Within each column there is a series of rows that reflect the techniques, that is, the different ways the attacker has to reach a desired target. It is important to understand that attackers have different mechanisms to achieve the objectives, depending on their own experience, the tools they have, or how they adapt to the particular characteristics of your company.
Each technique in the matrix has a description of the method, the platforms affected, and known groups of criminals known to have used that technique in actual attacks.
Let’s take an example to understand it better: the Reconnaissance stage.

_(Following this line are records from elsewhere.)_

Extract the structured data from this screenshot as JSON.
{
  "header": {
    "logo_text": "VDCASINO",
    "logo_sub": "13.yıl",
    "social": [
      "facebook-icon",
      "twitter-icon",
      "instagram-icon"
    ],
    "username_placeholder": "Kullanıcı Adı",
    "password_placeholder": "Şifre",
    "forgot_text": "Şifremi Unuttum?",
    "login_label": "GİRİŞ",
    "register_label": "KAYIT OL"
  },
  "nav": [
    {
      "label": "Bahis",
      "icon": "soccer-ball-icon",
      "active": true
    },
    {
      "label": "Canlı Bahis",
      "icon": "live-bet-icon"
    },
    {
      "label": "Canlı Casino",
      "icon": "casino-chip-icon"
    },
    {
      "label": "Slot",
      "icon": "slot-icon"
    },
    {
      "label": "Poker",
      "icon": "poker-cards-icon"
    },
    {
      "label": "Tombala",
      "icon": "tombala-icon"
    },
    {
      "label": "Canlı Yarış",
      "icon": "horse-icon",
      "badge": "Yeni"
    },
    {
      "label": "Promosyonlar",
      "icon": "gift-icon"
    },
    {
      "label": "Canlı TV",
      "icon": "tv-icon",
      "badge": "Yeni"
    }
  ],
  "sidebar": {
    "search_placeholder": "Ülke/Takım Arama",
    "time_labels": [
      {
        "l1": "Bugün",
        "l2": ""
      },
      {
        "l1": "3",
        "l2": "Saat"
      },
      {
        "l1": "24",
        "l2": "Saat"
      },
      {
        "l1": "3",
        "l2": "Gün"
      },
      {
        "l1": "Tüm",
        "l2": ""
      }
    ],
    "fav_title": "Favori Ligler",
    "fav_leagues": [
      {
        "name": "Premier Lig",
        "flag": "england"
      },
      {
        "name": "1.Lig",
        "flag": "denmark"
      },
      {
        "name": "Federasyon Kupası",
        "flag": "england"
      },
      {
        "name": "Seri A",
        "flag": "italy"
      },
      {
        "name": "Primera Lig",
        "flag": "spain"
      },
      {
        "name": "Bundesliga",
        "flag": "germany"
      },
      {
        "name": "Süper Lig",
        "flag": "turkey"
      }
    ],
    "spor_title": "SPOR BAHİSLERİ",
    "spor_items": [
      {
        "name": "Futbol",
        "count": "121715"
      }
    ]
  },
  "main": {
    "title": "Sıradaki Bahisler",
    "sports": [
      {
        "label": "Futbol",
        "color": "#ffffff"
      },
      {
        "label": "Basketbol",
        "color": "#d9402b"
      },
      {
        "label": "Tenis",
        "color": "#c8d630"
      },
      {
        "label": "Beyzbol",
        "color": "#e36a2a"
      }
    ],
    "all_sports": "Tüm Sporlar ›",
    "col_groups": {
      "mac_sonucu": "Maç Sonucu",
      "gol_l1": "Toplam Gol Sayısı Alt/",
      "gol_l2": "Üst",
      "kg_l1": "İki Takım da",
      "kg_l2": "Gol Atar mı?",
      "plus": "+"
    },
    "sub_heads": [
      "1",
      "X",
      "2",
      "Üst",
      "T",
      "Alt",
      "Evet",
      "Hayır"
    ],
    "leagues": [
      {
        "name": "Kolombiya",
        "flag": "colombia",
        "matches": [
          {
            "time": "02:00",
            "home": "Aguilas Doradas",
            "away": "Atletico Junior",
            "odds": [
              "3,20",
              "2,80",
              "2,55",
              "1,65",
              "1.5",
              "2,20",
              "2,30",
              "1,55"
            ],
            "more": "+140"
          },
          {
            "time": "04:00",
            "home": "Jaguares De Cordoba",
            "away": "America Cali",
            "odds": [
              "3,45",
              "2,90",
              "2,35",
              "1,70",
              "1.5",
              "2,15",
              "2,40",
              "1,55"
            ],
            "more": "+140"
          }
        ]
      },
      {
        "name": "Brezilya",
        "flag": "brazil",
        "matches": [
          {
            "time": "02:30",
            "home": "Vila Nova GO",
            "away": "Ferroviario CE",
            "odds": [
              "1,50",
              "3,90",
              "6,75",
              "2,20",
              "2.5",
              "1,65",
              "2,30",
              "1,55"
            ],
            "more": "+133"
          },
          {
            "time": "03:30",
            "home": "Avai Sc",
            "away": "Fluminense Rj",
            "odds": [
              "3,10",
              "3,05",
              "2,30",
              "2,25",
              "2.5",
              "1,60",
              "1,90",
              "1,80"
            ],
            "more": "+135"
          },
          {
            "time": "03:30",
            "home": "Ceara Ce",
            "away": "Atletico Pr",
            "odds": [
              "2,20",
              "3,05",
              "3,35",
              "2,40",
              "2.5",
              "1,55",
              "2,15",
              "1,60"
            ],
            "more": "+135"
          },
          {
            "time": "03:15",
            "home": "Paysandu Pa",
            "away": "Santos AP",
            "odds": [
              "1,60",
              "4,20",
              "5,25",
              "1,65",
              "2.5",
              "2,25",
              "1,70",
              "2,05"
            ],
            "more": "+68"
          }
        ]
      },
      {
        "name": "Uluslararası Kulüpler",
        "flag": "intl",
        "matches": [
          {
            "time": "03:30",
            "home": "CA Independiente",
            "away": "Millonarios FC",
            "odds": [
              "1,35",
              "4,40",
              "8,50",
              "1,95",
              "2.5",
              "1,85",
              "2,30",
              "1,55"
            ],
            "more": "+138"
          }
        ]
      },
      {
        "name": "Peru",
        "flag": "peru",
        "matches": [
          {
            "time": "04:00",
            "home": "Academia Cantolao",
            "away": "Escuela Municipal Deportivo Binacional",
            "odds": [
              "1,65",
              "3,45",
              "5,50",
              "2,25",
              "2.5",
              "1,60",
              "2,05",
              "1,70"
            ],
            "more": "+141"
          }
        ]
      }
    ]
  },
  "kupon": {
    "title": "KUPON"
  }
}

Reconnaissance is the initial stage where attackers gather information about their target before executing the attack. They perform different activities aimed at collecting information that can help in future attacks. For example, finding data about the organization such as its website, infrastructure details, employee information, or its vulnerabilities.
The first technique mentioned in this category is Active Scanning. In this case, the attacker actively searches across the Internet or a specific organization to identify information that allows for subsequent attacks, such as misconfigured or vulnerable systems. As we will see, this is one of the most commonly used techniques by adversaries to find new victims on the Internet.
Within this technique, we can see, as reflected in the far-right box, that there are also three sub-techniques:
- T1595.001: Scanning IP Blocks
- T1595.002: Vulnerability Scanning
- T1595.003: Wordlist Scanning
The first two, for example, refer to the continuous scanning of public IP address ranges, searching for exposed systems and the software they are running, as well as looking for vulnerabilities in the detected software.
On the associated page, examples of real attackers known to have used these techniques to find new victims are also listed.
Knowing that attackers continuously look for vulnerabilities across the Internet, we can adapt our company’s security measures. For example, by scanning our own systems exposed to the Internet to ensure that none are affected by known vulnerabilities, and if they are, correcting them immediately before an attacker can exploit those vulnerabilities.